Nas últimas três décadas, o número de casos de câncer aumentou significativamente em toda a Europa, na medida em que a população envelhece. Graças aos novos tratamentos e ao diagnóstico precoce, as taxas de sobrevivência melhoraram para muitos tipos de câncer, mas a doença ainda é a segunda maior causa de morte no continente, atrás apenas das doenças cardiovasculares.

Uma das razões que está por trás dos vultuosos gastos da Suíça com tratamentos de câncer pode ser, em parte, a incidência mais alta para alguns tipos da doença. De acordo com a Link externoAgência Internacional de Pesquisa sobre o CâncerLink externo, a Suécia, que tem uma população de 10,5 milhões de habitantes, teve uma taxa de câncer padronizada por idade ligeiramente maior (310 por 100.000 pessoas) do que a Suíça (292,7), com uma população de nove milhões. Mas a Suíça tem taxas mais altas para alguns tipos específicos, como o câncer de pele não melanoma e o câncer de pulmão. 

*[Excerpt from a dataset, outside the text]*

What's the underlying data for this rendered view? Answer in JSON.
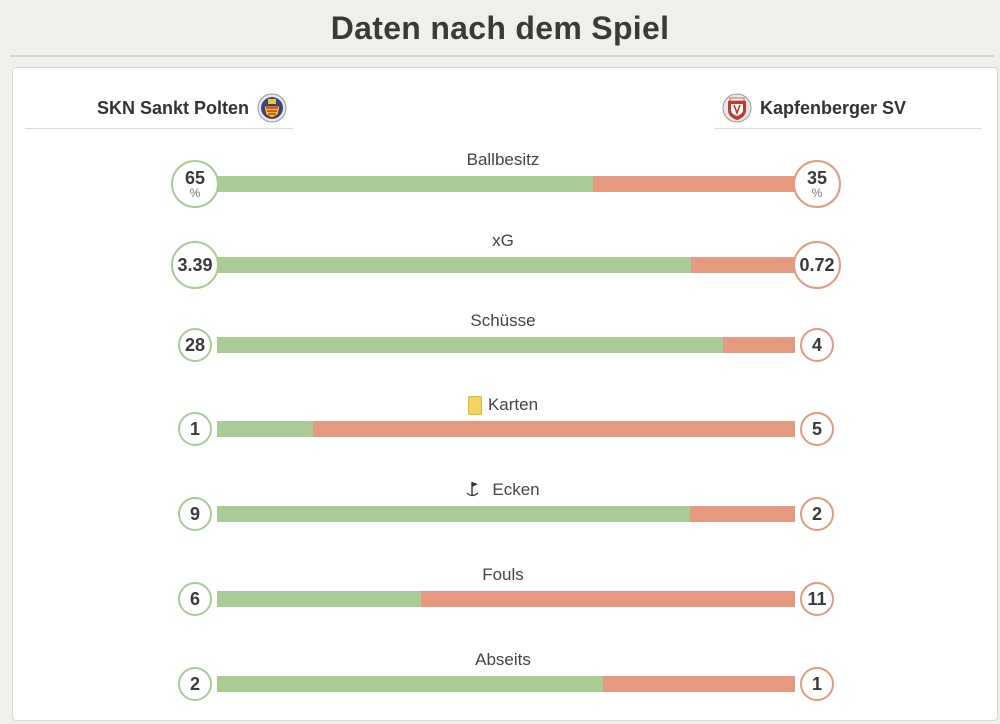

As taxas mais altas de alguns tipos de câncer, como o de pele, podem ser parcialmente explicadas pela maior exposição ao sol e pela intensidade dos raios UV, especialmente nas regiões montanhosas. O risco de câncer também aumenta com a idade, e a Suíça tem uma expectativa de vida ainda maior do que a Suécia – 84 anos em comparação com 83.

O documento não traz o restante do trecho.